Baleg DPR RI Didorong Segera Sahkan RUU PPRT Demi Lindungi Pekerja Rumah Tangga

Jakarta — Desakan terhadap DPR RI untuk segera mengesahkan Rancangan Undang-Undang Perlindungan Pekerja Rumah Tangga (RUU PPRT) kembali datang. Berbagai organisasi masyarakat sipil dan pekerja rumah tangga (PRT) langsung menyuarakan kekhawatiran mereka terhadap belum adanya payung hukum yang melindungi profesi ini dari eksploitasi, kekerasan, hingga diskriminasi.
Di tengah derasnya sorotan publik, suara haru datang dari Yuni Sri Rahayu, seorang pekerja rumah tangga yang telah bekerja selama 15 tahun. Dalam Rapat Dengar Pendapat Umum (RDPU) bersama Badan Legislasi (Baleg) DPR RI di Kompleks Parlemen, Jakarta, Kamis (17/7/2025), Yuni mengungkapkan pengalaman kelamnya.
"Saya mengalami banyak bentuk kekerasan, dari psikis, ekonomi, sampai pelecehan seksual. Tapi saya harus bertahan, karena ini adalah pekerjaan pilihan saya untuk menghidupi keluarga," tutur Yuni dengan suara bergetar.
Yuni menegaskan bahwa PRT membutuhkan perlindungan hukum yang layak, sejalan dengan amanat UUD 1945 Pasal 27 Ayat 2 yang menjamin hak warga negara untuk mendapatkan pekerjaan dan penghidupan yang layak.
"Kami juga meminta pengakuan. Jangan lagi profesi ini dianggap rendah, dipanggil pembantu atau babu.
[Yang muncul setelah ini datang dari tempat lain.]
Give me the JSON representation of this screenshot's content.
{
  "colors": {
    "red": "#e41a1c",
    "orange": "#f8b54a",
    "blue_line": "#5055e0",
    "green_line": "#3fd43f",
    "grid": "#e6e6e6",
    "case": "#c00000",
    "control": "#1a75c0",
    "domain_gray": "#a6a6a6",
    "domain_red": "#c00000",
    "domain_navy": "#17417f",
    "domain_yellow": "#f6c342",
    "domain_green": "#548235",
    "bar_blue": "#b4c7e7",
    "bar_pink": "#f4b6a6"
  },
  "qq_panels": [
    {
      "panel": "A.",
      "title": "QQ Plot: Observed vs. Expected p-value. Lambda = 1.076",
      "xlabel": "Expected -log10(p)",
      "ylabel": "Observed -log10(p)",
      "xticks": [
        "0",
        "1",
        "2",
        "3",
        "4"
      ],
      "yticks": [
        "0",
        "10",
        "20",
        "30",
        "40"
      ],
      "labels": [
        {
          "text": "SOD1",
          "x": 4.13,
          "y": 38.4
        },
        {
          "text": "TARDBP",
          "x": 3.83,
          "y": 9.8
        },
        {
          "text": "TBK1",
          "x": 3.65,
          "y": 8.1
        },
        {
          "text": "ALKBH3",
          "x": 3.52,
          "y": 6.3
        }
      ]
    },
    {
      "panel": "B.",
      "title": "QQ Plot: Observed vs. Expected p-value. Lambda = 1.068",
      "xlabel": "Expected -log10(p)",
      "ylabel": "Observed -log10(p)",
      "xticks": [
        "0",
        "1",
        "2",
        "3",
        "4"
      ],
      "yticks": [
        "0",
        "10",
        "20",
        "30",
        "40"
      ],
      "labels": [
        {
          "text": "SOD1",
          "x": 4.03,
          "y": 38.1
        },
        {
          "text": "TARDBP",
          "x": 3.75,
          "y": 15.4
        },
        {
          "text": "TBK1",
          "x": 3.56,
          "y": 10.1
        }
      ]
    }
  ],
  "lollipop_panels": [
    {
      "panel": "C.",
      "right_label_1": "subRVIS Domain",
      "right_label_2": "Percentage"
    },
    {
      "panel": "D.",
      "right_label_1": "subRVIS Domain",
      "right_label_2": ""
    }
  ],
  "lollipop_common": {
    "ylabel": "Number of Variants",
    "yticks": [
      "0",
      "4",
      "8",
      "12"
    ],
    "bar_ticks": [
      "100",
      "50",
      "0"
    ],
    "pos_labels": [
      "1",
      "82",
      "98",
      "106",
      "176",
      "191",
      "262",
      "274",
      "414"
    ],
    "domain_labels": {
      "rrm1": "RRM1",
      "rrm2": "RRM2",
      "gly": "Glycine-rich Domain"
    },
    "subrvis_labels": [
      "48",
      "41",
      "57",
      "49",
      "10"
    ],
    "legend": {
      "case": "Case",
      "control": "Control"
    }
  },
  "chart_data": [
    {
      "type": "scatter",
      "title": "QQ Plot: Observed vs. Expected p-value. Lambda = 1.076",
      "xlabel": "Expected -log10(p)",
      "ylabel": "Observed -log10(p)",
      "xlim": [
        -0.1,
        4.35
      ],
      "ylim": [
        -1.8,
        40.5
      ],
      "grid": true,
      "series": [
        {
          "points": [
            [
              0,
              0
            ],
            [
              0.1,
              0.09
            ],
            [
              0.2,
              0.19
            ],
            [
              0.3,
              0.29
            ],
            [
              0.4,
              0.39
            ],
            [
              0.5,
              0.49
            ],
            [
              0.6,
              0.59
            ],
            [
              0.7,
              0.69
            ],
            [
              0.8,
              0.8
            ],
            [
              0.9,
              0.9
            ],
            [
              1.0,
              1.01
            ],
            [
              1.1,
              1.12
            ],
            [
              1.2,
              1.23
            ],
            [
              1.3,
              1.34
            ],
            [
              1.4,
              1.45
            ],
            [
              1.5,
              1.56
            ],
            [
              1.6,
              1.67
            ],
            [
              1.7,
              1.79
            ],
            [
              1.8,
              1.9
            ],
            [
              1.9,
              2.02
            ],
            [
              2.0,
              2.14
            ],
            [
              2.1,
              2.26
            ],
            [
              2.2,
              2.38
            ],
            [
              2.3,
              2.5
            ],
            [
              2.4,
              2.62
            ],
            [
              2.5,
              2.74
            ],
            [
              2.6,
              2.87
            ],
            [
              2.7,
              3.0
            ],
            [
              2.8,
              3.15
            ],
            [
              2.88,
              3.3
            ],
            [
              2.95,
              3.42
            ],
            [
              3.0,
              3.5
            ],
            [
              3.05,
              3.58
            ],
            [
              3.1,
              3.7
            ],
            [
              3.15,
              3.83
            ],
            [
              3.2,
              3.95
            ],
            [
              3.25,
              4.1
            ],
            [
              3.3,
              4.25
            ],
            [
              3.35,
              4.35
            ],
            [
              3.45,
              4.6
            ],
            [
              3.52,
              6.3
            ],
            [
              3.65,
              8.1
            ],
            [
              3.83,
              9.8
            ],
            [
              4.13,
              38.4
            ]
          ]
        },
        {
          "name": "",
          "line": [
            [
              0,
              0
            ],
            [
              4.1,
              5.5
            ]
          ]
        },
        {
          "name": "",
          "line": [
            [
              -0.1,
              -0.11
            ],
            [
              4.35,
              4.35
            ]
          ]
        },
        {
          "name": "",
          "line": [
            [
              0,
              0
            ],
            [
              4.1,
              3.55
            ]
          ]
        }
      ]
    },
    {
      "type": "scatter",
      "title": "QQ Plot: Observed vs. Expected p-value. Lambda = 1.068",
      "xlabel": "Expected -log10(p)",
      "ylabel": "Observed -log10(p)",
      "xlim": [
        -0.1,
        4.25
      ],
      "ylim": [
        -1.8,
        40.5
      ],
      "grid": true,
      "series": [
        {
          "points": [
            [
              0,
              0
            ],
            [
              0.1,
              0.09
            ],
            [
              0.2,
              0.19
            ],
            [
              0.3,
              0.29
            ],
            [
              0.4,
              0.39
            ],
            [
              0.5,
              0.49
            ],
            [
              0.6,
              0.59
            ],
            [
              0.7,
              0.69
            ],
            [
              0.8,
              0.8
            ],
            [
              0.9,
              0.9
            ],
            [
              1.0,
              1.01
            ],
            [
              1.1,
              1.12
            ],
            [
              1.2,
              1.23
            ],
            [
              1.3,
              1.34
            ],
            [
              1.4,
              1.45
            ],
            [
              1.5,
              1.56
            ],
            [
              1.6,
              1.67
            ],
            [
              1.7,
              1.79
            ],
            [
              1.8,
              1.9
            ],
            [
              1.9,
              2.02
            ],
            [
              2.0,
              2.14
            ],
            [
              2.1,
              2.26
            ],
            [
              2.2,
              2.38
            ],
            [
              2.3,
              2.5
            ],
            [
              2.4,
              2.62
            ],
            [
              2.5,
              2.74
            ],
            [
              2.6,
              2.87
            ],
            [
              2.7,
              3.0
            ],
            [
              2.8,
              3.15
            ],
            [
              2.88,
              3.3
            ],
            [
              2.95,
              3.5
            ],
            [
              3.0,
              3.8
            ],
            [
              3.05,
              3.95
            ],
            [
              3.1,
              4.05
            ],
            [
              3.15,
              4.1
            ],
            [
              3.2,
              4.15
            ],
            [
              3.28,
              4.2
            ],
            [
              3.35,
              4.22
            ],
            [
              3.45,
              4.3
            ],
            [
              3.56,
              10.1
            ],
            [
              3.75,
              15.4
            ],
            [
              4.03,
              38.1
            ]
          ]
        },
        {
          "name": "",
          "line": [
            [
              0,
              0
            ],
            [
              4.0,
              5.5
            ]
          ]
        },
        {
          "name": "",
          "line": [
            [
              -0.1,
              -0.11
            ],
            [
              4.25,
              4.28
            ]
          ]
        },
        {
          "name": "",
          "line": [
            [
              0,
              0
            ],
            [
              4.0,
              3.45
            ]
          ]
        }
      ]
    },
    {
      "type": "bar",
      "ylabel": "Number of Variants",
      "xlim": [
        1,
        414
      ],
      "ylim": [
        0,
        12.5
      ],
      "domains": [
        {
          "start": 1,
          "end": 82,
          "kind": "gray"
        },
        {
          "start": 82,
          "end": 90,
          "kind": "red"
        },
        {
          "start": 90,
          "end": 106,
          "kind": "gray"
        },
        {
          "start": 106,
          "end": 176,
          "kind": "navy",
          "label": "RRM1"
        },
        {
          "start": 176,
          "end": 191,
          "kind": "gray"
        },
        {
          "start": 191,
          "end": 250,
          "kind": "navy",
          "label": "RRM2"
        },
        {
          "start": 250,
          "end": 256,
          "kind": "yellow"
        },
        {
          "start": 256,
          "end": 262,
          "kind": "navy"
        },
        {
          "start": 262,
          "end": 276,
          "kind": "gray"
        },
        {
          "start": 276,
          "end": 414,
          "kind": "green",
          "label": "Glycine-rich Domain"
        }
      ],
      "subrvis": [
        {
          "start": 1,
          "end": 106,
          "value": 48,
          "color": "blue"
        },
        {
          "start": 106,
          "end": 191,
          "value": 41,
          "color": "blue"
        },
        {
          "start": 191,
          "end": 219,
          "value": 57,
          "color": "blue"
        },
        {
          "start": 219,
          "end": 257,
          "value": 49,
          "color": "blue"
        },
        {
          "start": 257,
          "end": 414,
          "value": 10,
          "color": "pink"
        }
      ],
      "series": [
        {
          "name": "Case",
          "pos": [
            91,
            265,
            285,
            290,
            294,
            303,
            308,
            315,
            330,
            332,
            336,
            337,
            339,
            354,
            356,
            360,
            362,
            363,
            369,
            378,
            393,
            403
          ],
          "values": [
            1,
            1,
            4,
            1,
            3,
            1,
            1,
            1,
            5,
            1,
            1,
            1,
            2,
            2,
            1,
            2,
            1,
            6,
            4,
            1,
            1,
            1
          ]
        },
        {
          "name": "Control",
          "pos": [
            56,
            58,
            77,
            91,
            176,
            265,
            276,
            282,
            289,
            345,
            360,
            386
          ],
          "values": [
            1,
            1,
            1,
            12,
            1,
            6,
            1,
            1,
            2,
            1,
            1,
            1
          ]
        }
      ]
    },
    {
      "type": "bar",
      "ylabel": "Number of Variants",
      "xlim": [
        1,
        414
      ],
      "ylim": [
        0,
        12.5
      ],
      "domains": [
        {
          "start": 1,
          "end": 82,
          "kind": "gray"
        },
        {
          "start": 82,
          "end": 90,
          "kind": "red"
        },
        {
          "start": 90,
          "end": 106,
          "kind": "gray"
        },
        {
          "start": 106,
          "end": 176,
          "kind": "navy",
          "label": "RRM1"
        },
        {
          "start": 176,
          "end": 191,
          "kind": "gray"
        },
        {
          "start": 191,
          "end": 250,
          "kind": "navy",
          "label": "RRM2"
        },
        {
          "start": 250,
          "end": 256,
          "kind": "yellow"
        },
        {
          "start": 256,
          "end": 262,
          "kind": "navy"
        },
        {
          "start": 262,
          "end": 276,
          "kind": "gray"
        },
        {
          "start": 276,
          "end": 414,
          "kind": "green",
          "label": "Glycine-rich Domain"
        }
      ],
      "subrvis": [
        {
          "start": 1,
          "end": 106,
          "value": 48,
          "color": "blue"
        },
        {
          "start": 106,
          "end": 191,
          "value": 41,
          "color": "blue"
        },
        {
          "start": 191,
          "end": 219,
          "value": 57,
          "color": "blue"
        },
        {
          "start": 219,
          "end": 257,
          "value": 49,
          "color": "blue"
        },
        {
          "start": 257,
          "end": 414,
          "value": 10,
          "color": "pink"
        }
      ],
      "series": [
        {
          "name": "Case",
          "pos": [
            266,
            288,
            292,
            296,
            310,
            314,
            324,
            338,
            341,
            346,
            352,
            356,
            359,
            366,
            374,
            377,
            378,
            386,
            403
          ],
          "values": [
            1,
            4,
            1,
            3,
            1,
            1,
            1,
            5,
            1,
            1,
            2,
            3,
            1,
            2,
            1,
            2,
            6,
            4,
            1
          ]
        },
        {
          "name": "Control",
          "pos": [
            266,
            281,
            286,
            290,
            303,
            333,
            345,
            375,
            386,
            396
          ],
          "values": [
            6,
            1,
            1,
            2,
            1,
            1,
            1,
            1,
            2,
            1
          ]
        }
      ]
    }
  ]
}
Kami adalah pekerja rumah tangga yang punya kontribusi nyata terhadap ekonomi keluarga dan negara," tegasnya.
Menanggapi desakan tersebut, Ketua Badan Legislasi DPR RI, Bob Hasan, menyatakan bahwa pihaknya tengah merampungkan naskah akademik RUU PPRT. Penyusunan dokumen ini, kata Bob, melibatkan banyak masukan dari publik dan organisasi masyarakat sipil.
"Sudah disusun dan hampir selesai. Pembuatan naskah akademik ini memang harus didahului dengan menyerap pandangan-pandangan dari masyarakat," ujar Bob kepada dikutip detik.com, Jumat (18/7/2025).
Pernyataan ini menjadi angin segar bagi para PRT dan pendukung RUU PPRT yang telah bertahun-tahun memperjuangkan kehadiran undang-undang tersebut.
Jaringan Nasional Advokasi Pekerja Rumah Tangga (JALA PRT) pun mendesak DPR untuk tidak hanya berhenti pada tahap naskah akademik. Mereka meminta agar DPR segera membentuk Panitia Kerja (Panja) dan memulai pembahasan substansi RUU PPRT.
"Kami datang ke sini dengan dua tuntutan. Pertama, kapan Panja dibentuk? Kedua, kapan pembahasan dimulai?" kata Lita Anggraini, Koordinator JALA PRT.
Menurut Lita, ketidakhadiran undang-undang PPRT selama ini menyebabkan kondisi kerja PRT tetap dalam situasi yang sangat rentan.
"Tanpa perlindungan hukum, para PRT akan terus berada di bawah bayang-bayang eksploitasi, kekerasan, dan diskriminasi yang sistemik," ujarnya.
Data dan laporan dari berbagai lembaga menunjukkan bahwa PRT adalah salah satu kelompok pekerja yang paling rentan di Indonesia. Minimnya regulasi membuat mereka tak memiliki posisi tawar yang kuat, baik terhadap pemberi kerja maupun dalam sistem ketenagakerjaan nasional.
Tak sedikit PRT yang bekerja tanpa kontrak kerja, tanpa jaminan sosial, tanpa upah layak, bahkan harus menerima perlakuan tak manusiawi di dalam rumah tempat mereka bekerja.